Poland’s new foreign minister Radoslaw Sikorski and his German counterpart opened what they said was an era of cordial relations after two years of testiness under Poland 's previous government.
"We want to open a new chapter in German-Polish relations," said German Foreign Minister Frank-Walter Steinmeier at a news conference with Sikorski, a member of the government of new Prime Minister Donald Tusk.
Under Prime Minister Jaroslaw Kaczynski, whom voters ousted in October, Poland criticized plans for a museum in Berlin about Germans expelled from in Poland and elsewhere in Eastern Europe after World War II. And Polish officials bridled at efforts by a small group in Germany to win reparations for property lost then, although the group did not have support from the German government.

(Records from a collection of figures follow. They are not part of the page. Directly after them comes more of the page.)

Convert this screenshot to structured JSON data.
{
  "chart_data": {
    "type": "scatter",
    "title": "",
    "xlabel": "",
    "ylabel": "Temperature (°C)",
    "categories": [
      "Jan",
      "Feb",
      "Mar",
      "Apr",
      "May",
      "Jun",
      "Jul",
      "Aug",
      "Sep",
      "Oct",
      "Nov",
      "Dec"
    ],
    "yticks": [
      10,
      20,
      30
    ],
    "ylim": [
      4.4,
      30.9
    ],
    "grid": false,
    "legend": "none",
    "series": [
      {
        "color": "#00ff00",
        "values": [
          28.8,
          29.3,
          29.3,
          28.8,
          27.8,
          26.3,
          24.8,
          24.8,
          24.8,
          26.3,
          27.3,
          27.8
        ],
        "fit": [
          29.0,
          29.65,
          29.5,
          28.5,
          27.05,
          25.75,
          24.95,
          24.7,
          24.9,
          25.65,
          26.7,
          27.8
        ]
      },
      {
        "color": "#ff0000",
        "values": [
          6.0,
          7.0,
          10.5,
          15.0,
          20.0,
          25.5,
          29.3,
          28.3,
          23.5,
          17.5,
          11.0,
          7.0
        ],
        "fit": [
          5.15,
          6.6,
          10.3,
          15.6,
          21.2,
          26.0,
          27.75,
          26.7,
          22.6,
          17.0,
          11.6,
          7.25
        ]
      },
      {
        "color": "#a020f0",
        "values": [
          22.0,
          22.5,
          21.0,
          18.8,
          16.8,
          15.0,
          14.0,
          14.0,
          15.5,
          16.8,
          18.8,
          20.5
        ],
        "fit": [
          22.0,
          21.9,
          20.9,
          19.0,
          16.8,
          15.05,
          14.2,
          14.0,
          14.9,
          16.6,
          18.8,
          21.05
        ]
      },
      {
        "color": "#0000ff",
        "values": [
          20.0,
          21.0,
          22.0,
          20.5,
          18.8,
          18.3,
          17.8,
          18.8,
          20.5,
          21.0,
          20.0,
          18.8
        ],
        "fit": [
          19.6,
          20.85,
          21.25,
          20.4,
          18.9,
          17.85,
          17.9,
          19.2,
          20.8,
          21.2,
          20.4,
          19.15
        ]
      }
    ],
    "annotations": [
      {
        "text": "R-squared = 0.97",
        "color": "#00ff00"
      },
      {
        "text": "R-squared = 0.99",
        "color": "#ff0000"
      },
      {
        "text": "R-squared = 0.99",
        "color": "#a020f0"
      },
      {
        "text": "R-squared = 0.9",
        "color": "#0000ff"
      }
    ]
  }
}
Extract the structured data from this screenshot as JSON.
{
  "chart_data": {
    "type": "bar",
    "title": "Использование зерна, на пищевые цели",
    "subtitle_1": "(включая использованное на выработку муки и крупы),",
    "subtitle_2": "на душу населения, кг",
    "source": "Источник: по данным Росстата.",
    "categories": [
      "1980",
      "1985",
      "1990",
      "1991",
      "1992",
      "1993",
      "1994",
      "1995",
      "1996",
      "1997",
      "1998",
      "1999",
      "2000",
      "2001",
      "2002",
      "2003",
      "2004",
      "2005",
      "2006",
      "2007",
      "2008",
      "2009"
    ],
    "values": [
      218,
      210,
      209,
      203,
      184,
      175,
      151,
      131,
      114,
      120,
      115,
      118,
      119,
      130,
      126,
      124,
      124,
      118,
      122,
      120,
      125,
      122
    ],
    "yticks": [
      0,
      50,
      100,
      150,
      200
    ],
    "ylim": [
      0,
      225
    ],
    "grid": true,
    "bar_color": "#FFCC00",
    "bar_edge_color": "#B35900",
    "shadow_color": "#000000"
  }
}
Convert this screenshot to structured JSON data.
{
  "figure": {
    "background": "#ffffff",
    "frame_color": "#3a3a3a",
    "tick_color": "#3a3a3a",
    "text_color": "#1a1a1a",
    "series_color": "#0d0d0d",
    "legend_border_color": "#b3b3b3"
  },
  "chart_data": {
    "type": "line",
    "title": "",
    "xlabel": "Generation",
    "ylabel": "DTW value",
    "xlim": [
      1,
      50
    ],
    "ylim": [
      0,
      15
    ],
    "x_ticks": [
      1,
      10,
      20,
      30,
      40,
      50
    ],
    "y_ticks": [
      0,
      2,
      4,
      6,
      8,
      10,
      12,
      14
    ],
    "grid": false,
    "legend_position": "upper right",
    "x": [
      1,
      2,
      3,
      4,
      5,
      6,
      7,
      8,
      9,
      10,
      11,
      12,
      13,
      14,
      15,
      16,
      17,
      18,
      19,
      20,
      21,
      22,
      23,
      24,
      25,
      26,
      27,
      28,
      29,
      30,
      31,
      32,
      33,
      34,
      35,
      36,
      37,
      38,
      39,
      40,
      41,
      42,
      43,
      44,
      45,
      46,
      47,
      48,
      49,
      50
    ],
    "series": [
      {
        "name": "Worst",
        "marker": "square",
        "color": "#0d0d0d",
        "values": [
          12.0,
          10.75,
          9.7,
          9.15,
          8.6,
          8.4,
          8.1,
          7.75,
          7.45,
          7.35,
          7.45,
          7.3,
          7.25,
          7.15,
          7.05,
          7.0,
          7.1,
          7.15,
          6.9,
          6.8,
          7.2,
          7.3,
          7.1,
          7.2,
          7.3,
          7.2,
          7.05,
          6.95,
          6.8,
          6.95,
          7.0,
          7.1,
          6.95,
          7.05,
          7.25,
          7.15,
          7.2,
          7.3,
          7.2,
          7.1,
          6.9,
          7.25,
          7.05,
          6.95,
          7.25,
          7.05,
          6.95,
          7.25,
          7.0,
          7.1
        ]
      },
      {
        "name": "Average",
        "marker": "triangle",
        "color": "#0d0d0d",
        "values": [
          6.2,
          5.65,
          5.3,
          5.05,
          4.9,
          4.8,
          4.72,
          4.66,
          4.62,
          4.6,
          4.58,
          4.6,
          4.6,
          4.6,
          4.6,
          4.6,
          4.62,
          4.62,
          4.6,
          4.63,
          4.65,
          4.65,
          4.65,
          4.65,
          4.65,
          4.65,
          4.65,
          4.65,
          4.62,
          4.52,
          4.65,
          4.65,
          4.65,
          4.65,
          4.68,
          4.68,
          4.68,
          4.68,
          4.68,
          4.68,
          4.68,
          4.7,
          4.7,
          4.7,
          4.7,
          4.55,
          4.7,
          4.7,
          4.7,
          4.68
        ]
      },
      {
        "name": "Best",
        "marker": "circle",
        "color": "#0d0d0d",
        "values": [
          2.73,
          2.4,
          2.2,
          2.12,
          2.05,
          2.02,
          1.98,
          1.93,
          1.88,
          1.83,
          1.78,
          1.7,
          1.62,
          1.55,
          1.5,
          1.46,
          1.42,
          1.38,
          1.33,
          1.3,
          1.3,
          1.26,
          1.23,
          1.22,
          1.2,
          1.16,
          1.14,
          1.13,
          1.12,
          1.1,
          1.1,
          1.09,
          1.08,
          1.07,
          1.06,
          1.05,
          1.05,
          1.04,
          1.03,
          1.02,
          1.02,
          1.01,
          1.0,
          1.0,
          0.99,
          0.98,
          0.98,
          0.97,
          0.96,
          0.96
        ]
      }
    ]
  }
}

The foreign ministers said their discussions were marked by trust and cordiality, even though they talked about sensitive topics, such as a Russian-German gas pipeline that will route gas around Poland. The planned pipeline has led to concerns about lost transit revenue and the possibility of Russia cutting Poland's supply.
Steinmeier said he and Sikorski discussed ways for Germany to help Poland in case of a gas shortage, by reversing the flow of gas and having Poland share German gas reserves.
"These proposals are not new but perhaps they can be newly evaluated," Steinmeier said.
Sikorski said Poland remains opposed to the pipeline, but the new tone could lead to progress.
Poland's new government is led by Tusk's pro-business Civic Platform party, which has promised to repair ties with the European Union and other Western governments.